NMA1982 activity vs. temperature assay
The NMA1982-catalyzed hydrolysis of DiFMUP was assayed at various fixed temperatures (22, 37, 50, and 80°C) in 50 mM Bis-Tris pH 6.0 assay buffer containing 1.7 mM DTT and 0.005% Tween-20. NMA1982 (22 µM) was incubated with DiFMUP (200 µM final concentration) for 30 min in reactions tubes at the specified temperature, before transferred to a 96-well plate for fluorescence measurements. The fluorescence emission was determined at two time points, 0 and 30 min, using an FLx800 micro plate reader (Bio-Tek Instruments, Inc.) with an excitation wavelength of 360 nm and an emission wavelength of 460 nm. The nonenzymatic hydrolysis of the substrate was corrected by measuring the control without addition of enzyme. NMA1982 activity of each sample was determined from the difference in emission intensity between the 0- and 30-min time points.
NMA1982 antibodies
Polyclonal rabbit anti NMA1982 antibodies were generated by Abnova (Taiwan). Full-length recombinant NMA1982 protein (6 mg/mL) was used for rabbit immunization. Antibody performance from two batches (Lot #11229 and Lot #11230) was tested against recombinant His-NMA1982 (Fig. S1). Anti NMA1982 antibodies also recognized the NMA1982 ortholog NMV0640.
Bacterial strains and mutagenesis
The model organism N. meningitidis 8013 was used to engineer a strain lacking the NMA1982 ortholog NMV0640. NEM8013 is a piliated and capsulated Opa- variant of the serogroup C strain 2C4.3. The NMV0640 gene was disrupted by inserting an aphA-3 cassette (kanamycin resistance) in the coding region using PCR overlap and the following primers: Upstream to NMV0640, 5’-GCCGTCTGAAACTCGTGGAACGTCAAATCC-3’ and 5’-CAGCTCATTACTGTTTGATTTGGGCGAAG-3’; aphA-3 cassette, 5’-CAAACAGTAATGAGCTGATTTAACAAAAATTTAACGCG-3’ and 5’-GACGGGATATCAGAAGAACTCGTCAAGAAGGCG-3’; downstream to NMV0640, 5’-TCTTCTGATATCCCGTCCTTGCCTATTG-3’ and 5’-TTCAGACGGCGCAGACAAACAAGCAGGACA-3’. Insertion of the aphA-3 cassette was verified by PCR and the lack of protein expression was confirmed by SDS-Page and Western blotting.

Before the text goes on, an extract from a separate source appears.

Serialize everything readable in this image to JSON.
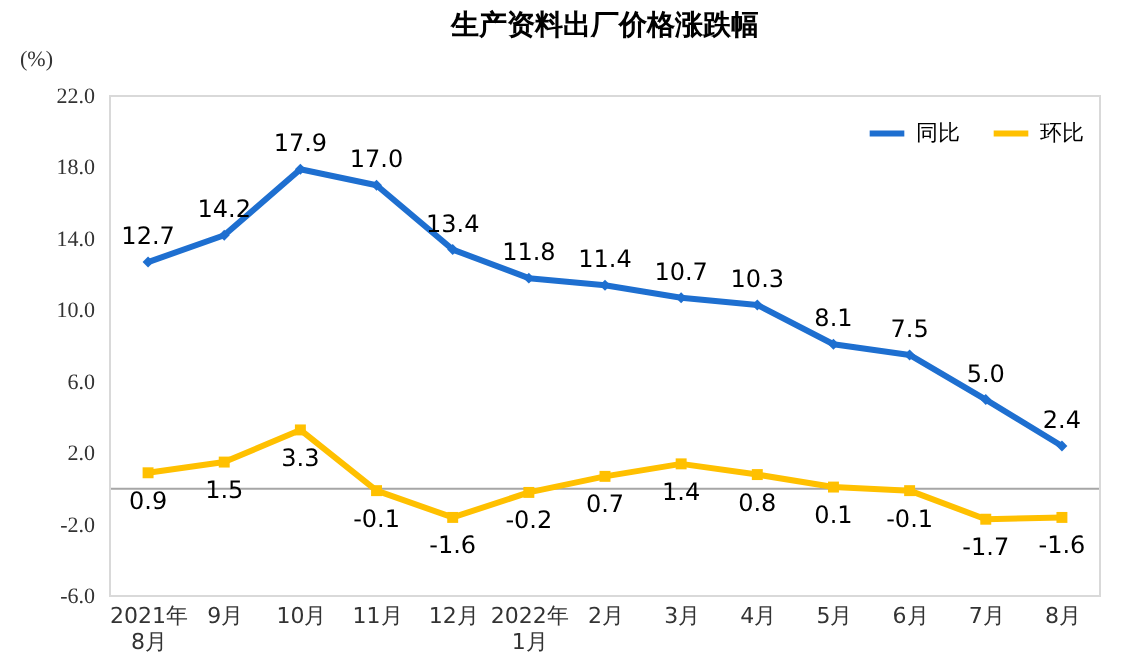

Preparation of supernatant and analysis
Wild type 2C4.3 strain and its derivative lacking NMV0640 were grown in 50 mL of Dulbecco's Modified Eagle Medium (DMEM) for 2 h (from OD600 = 0.05 to OD600 = 0.2). Bacteria were centrifuged for 15 min at 4,000 rpm and the resulting media were filtered (0.22 µm pore size, Filter System, Corning). Supernatants were concentrated 200x using an UltraCell-3K column (Amicon). The resulting fraction contained proteins and potentially outer membrane vesicles. 10 µg of a whole cell lysate and 5 µL of concentrated supernatant were studied by SDS-Page and immunoblotting using the following antibodies: polyclonal rabbit anti NMA1982/NMV0640 (#11230), monoclonal mouse anti-PilE (clone SM1, generously provided by Dr. Mumtaz Virji), monoclonal mouse anti-RMP4 (Coureuil/Nassif laboratory), monoclonal mouse anti-nicotinamide adenine dinucleotide phosphate (NADP) glutamate dehydrogenase (Coureuil/Nassif laboratory), and secondary antibody anti-IgG (anti-mouse or anti-rabbit, Invitrogen #31430 and #31460) coupled to Horse Radish Peroxidase.